Authorities Close the Country's Only Journalists' Association

Document from The International Freedom Of Expression Exchange, 26 February 2001

Paris—In a letter to Information Minister Lucas Nguema Esono, RSF asked for information on the exact reasons for the closure of the Equitorial Guinea Press Association (ASOPGE). RSF asked the minister to refer the matter to the appropriate authorities in order that this measure be cancelled. With the closure of this association, journalists in Equatorial Guinea lose their only space for freedom, stated Robert Menard, RSF's secretary-general. The organisation noted that this decision is a violation of the rights to freedom of expression and association guaranteed by the International Covenant on Civil and Political Rights, which Equatorial Guinea has ratified.

According to information obtained by RSF, the mayor of Malabo, Gabriel Mba Bela, ordered the closure of ASOPGE on 21 February 2001. Municipal police went to the association's headquarters and closed the office until further order. The two volunteers present in the headquarters were expelled. When he was contacted by Pedro Nolasco Ndong, ASOPGE's president, Mba Bela refused to give reasons for his decision. Legalised in 1997, ASOPGE's mission was to group journalists from the private and public press. Two new private weeklies, La Opinion and El Tiempo, use the association's computer equipment and print their publications there.

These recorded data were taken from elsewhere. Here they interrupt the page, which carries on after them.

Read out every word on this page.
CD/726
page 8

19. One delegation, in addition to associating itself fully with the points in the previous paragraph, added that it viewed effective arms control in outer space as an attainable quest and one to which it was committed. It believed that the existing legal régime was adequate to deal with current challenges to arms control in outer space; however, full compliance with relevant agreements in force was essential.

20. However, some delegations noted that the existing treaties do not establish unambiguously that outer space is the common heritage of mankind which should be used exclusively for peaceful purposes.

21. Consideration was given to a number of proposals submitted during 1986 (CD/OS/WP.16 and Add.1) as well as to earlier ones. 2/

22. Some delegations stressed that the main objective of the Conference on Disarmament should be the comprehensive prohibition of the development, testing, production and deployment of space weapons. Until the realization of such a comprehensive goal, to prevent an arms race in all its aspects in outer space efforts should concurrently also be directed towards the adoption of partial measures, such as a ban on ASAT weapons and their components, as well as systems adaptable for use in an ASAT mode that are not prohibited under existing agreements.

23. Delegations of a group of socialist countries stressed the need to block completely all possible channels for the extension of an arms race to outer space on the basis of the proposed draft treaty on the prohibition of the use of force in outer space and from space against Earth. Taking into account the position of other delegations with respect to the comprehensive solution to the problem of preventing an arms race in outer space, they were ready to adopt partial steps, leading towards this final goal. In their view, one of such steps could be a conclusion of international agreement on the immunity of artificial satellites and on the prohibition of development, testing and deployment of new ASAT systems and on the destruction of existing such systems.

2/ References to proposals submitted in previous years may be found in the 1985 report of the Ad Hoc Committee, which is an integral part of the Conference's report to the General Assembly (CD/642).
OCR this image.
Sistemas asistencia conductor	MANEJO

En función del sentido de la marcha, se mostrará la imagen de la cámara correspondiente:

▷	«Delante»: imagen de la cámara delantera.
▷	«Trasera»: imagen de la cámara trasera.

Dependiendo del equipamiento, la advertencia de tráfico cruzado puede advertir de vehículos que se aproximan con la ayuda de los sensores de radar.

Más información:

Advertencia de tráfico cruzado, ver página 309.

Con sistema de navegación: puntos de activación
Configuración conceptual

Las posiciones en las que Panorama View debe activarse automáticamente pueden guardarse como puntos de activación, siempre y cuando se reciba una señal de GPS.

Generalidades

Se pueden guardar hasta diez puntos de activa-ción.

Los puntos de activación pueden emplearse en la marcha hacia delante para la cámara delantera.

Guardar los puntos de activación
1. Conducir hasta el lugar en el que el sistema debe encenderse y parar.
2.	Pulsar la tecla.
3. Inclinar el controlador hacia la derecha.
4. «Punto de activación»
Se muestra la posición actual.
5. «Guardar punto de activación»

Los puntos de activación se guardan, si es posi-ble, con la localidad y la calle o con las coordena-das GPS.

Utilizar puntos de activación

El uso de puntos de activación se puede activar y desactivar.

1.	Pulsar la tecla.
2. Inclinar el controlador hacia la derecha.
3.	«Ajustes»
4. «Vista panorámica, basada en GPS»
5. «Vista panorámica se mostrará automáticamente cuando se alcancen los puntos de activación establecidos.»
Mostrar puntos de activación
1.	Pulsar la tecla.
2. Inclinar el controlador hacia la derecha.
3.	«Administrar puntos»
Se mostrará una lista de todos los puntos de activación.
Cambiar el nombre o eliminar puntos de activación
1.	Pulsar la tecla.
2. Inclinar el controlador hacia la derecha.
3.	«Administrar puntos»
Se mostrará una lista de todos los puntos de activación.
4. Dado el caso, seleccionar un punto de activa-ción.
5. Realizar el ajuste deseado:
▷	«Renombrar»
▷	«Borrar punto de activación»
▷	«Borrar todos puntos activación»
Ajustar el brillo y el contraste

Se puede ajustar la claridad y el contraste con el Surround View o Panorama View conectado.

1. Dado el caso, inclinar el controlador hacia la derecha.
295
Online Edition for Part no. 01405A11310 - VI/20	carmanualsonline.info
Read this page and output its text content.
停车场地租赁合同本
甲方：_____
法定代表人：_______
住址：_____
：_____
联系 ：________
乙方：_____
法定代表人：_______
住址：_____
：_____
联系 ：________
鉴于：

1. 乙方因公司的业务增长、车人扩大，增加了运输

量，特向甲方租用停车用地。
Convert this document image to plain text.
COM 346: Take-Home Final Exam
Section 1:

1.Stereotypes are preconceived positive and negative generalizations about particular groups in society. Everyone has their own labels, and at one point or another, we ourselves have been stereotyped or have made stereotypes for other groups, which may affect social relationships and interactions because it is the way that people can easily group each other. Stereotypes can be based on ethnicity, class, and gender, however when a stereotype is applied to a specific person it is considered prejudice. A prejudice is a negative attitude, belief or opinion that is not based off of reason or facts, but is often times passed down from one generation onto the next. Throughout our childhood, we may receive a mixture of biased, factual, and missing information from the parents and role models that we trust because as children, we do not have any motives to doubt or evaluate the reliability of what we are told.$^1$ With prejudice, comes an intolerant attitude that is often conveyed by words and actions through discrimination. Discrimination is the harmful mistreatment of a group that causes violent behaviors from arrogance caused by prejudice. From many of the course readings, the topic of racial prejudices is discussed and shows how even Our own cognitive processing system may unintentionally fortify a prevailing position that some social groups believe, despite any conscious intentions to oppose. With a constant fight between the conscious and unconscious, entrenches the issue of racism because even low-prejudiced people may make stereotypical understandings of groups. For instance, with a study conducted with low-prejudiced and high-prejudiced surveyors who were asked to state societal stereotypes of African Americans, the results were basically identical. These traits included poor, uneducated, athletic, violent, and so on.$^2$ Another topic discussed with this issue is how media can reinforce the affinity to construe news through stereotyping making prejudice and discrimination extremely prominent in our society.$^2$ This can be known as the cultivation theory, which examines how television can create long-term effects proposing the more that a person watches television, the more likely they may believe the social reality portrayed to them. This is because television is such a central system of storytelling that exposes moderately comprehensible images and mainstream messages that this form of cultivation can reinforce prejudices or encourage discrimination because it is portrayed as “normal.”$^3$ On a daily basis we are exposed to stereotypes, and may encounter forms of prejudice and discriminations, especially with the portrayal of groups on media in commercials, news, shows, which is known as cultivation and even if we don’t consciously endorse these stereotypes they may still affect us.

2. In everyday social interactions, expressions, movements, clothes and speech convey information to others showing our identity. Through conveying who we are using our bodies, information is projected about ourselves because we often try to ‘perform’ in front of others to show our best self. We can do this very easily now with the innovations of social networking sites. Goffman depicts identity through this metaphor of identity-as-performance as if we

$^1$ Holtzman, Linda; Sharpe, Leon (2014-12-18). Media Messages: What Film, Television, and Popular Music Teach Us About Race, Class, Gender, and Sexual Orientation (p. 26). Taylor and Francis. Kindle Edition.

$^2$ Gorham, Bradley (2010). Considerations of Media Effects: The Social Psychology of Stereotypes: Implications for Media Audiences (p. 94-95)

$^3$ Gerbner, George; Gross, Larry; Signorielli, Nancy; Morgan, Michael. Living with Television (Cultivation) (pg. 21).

In Equatorial Guinea, access to information is totally controlled by the authorities. All the electronic media are subject to censorship and the private press is almost non-existent. The governing party controls the country's main publications, radio stations and television network. Several people have been arrested for being in possession of La Verdad, an opposition party magazine, and documents from non-governmental organisations.